For each of the chains indicated in the still frames above I have checked the visibility and brightness for one of two of the individual satellites from various NZ locations, so as to ensure that what I had guessed from viewing the movie was correct. There are, however, other passes by individual satellites (and likely chains) that I have not highlighted here.

The best way to discover what might be seen from your location is to use the Heavens Above website, wherein you can enter your town or latitude/longitude and then get predictions of visibility for any satellite you might care to select.

For example, if you go to the Heavens Above Satellite database page and enter a ‘Satellite number range’ of 44914 to 44973 then you will be able to click to get visibility predictions for the batch of 60 Starlink satellites launched on January 7th. The launch on January 29th has NORAD numbers 77120 through 77196.


0 Responses to “Update on how to see the Space-X satellite chains from NZ”

  • Space X is dominating space studies and centers. Elon Musk is crazy and he’s doing incredible inventions every year, even months.

    • Thanks Anna… Well, SpaceX is dominating the news, but it is pretty amazing what else is happening too. Generally, space-wise, the level of commercial activity is blossoming, as Space 2.0 really hits its stride.

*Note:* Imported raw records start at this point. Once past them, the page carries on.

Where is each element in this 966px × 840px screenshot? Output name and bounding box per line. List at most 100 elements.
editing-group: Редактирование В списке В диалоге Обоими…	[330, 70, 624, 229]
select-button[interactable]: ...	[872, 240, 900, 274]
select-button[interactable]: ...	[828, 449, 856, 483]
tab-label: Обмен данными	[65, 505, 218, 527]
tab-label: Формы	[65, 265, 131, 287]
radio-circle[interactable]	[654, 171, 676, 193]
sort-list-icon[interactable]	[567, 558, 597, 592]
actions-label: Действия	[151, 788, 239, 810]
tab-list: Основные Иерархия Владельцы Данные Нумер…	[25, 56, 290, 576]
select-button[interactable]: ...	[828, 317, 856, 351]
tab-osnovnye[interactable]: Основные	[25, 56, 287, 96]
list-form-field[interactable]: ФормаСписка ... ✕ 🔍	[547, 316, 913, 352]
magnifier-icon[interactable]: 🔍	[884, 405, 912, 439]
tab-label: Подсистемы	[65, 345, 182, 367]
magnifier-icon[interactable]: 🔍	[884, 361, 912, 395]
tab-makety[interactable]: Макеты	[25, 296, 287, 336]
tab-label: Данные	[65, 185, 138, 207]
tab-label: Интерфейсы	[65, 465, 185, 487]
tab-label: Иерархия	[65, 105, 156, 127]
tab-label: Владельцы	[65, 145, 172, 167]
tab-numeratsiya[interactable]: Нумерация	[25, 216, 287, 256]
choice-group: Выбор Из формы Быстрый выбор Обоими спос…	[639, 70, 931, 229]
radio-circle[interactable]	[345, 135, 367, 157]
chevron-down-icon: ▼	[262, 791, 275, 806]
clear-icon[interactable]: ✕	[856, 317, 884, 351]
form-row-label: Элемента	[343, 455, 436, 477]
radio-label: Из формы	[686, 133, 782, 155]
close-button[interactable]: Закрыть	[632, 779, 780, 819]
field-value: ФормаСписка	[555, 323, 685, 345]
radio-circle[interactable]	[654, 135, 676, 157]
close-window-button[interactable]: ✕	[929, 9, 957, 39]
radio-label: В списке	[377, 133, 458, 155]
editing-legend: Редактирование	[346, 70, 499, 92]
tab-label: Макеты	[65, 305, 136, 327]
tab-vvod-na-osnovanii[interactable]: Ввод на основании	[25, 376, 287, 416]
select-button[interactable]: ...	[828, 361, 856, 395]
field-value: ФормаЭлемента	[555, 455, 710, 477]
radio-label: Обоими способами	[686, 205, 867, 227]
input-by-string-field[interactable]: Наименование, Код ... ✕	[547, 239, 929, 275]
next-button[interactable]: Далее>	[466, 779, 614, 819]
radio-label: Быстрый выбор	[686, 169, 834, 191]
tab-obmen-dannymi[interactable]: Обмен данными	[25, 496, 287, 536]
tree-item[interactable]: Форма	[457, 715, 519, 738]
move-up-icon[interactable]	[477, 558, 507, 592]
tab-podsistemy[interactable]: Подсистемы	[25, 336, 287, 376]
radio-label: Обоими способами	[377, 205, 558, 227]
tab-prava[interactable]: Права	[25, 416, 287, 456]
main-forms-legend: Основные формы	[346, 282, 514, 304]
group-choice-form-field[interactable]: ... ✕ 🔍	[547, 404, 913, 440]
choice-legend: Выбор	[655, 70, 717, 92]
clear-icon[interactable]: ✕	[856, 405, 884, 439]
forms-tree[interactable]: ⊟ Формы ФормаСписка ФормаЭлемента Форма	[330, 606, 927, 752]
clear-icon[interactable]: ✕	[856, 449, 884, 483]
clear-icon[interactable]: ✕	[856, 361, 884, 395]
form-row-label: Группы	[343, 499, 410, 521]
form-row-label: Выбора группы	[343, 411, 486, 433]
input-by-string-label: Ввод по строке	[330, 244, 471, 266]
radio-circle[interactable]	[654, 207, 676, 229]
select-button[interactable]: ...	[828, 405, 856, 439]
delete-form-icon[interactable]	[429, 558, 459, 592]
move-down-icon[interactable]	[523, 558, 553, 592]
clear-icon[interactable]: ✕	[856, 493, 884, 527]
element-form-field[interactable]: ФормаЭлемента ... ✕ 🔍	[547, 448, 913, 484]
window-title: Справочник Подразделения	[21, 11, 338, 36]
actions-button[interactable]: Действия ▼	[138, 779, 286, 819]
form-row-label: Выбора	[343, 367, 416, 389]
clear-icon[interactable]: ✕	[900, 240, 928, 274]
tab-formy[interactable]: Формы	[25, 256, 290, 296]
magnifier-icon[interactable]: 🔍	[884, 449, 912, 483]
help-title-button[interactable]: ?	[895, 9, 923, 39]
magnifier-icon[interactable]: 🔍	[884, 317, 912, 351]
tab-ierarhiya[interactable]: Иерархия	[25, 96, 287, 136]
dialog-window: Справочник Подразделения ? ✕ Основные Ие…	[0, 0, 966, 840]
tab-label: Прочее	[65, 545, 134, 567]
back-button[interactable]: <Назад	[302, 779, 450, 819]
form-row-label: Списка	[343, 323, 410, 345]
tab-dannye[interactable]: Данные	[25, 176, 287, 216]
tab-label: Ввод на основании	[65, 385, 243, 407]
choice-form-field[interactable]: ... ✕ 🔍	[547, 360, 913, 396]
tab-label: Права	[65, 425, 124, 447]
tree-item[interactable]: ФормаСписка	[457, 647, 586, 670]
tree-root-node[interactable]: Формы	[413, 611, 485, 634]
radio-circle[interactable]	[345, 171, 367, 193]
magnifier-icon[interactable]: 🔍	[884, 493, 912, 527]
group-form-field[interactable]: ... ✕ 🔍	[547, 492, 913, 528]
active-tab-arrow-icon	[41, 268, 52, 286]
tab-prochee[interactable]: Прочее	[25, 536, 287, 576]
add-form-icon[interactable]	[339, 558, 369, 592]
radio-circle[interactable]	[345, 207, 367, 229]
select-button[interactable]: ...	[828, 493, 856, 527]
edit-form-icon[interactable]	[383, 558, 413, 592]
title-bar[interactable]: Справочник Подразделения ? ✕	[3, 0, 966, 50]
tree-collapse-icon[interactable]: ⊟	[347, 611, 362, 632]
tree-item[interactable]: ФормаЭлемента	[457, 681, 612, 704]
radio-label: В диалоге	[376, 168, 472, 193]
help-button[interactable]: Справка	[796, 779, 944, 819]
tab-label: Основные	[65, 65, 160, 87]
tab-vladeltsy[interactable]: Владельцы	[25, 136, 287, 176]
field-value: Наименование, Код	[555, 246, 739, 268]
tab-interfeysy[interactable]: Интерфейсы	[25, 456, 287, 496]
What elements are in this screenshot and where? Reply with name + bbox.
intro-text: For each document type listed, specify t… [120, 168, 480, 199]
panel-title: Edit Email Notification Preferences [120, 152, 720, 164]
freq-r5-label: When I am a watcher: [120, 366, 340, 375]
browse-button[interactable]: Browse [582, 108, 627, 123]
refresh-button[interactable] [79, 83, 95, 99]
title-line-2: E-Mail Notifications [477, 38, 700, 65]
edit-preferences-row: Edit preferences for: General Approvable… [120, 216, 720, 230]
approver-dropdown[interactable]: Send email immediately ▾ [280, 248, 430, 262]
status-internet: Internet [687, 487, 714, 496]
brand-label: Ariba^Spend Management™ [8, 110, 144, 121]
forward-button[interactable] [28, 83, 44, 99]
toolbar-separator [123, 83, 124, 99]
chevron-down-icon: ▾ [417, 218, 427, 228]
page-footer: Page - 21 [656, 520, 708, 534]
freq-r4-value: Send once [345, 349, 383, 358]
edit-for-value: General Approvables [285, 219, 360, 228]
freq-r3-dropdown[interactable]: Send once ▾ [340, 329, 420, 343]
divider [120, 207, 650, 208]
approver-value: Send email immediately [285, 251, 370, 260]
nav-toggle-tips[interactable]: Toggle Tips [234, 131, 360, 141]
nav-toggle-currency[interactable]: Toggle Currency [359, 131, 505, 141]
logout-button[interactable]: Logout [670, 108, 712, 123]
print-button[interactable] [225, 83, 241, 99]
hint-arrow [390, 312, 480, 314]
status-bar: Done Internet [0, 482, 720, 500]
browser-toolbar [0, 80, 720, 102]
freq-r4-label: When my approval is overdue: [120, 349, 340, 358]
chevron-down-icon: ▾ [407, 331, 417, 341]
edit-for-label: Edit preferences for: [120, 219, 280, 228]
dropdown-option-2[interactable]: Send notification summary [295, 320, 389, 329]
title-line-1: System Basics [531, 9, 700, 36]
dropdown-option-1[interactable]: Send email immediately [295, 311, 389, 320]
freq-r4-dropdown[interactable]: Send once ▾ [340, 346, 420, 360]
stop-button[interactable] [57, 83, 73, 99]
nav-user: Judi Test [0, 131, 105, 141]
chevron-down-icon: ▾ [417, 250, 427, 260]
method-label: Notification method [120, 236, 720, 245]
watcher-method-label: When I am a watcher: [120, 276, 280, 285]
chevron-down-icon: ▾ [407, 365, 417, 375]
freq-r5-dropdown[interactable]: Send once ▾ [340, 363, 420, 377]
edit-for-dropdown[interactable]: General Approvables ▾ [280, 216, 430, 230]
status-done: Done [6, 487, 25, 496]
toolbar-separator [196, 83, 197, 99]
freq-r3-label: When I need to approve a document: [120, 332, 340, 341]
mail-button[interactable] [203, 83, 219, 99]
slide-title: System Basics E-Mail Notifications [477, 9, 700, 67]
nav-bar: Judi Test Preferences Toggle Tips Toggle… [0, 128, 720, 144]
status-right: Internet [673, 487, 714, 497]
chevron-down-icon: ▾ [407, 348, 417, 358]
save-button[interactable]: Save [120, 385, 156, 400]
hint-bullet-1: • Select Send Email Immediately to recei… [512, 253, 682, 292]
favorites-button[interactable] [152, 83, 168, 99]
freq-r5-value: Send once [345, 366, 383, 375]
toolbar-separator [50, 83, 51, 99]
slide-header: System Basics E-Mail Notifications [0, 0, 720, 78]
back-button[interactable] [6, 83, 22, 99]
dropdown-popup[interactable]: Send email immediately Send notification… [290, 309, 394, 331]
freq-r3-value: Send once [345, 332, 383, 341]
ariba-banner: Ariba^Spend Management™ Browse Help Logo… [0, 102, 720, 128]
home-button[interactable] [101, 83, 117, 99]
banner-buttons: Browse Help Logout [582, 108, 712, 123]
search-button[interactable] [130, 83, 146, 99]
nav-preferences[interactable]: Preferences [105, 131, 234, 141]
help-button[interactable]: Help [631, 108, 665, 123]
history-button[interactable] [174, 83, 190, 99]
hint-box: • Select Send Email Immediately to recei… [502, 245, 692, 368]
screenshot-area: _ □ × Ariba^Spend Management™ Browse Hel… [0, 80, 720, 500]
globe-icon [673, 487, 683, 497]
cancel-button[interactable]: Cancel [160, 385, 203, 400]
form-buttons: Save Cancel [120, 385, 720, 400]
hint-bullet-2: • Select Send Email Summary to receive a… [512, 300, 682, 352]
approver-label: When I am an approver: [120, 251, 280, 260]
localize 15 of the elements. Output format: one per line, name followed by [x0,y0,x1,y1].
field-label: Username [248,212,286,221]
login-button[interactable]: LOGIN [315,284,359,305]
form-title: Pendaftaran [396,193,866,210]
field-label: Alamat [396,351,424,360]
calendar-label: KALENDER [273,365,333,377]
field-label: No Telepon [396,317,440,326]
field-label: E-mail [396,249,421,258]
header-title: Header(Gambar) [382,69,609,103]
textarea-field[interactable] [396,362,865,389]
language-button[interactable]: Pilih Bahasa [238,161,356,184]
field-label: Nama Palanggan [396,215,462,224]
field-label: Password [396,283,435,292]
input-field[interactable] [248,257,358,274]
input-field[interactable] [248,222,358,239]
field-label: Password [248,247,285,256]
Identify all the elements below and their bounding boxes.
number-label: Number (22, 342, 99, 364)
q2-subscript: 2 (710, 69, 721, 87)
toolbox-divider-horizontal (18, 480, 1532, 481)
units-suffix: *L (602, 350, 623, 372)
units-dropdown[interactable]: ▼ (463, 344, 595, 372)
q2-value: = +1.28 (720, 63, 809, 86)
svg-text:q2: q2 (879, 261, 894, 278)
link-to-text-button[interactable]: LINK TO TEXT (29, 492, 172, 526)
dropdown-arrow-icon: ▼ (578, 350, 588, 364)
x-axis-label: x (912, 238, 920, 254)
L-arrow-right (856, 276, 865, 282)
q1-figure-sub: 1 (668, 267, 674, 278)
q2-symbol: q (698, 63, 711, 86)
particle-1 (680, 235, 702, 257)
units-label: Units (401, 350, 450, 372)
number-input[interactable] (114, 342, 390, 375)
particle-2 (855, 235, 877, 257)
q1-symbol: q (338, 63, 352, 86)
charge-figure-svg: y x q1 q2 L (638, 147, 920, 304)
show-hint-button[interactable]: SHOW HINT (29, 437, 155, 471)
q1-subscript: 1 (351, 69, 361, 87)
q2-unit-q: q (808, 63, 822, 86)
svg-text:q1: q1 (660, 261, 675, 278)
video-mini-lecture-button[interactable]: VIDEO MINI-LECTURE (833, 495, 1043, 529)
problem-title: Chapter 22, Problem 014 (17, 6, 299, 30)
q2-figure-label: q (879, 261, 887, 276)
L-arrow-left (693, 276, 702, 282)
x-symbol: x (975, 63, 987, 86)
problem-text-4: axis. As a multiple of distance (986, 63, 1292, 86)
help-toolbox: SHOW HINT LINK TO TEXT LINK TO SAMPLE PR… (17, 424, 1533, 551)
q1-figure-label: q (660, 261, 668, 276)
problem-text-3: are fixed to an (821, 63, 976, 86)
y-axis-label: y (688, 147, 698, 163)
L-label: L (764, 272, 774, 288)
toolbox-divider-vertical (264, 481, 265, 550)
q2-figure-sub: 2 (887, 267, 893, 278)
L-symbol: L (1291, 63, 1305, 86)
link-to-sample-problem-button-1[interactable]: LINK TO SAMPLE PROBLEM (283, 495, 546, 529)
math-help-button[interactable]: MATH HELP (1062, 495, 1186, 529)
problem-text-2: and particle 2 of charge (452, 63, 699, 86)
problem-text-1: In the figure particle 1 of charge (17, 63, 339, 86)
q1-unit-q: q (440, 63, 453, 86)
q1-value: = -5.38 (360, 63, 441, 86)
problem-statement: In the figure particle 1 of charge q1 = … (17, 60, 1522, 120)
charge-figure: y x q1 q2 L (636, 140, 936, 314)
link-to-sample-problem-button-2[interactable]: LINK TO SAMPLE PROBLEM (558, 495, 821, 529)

  • Hi. On Friday I found a website which told/showed where the satellite chain would be passing over NZ and it pin pointed my location on the map. It said they would pass over at 8:15 Saturday night – and they did – amazing to see! Now I cannot find that website. I would love to see them again. Do you by any chance know where I can find this info please?

    • Hi Sharon/Digger: Thanks for the comment.

      The best site I know/use is

      Just search on “Heavens-Above”.

      You can set up a login there (all free, and brilliant) so that you can store your own location (or the locations of friends and relatives who you might want to keep informed) and then with a couple of clicks you will be able to see information on all visible passes by your chosen satellites for the next week or so. The site also allows you to make sky/star maps showing the paths they (Starlink/SpaceX chains, or the International Space Station, and so on) will take.

      Your comment has spurred me into doing a blog post about this (viewing predictions for the Starlink March 18th launch) which I will put up later here on the SciBlogs website.

      Any more questions, please do ask.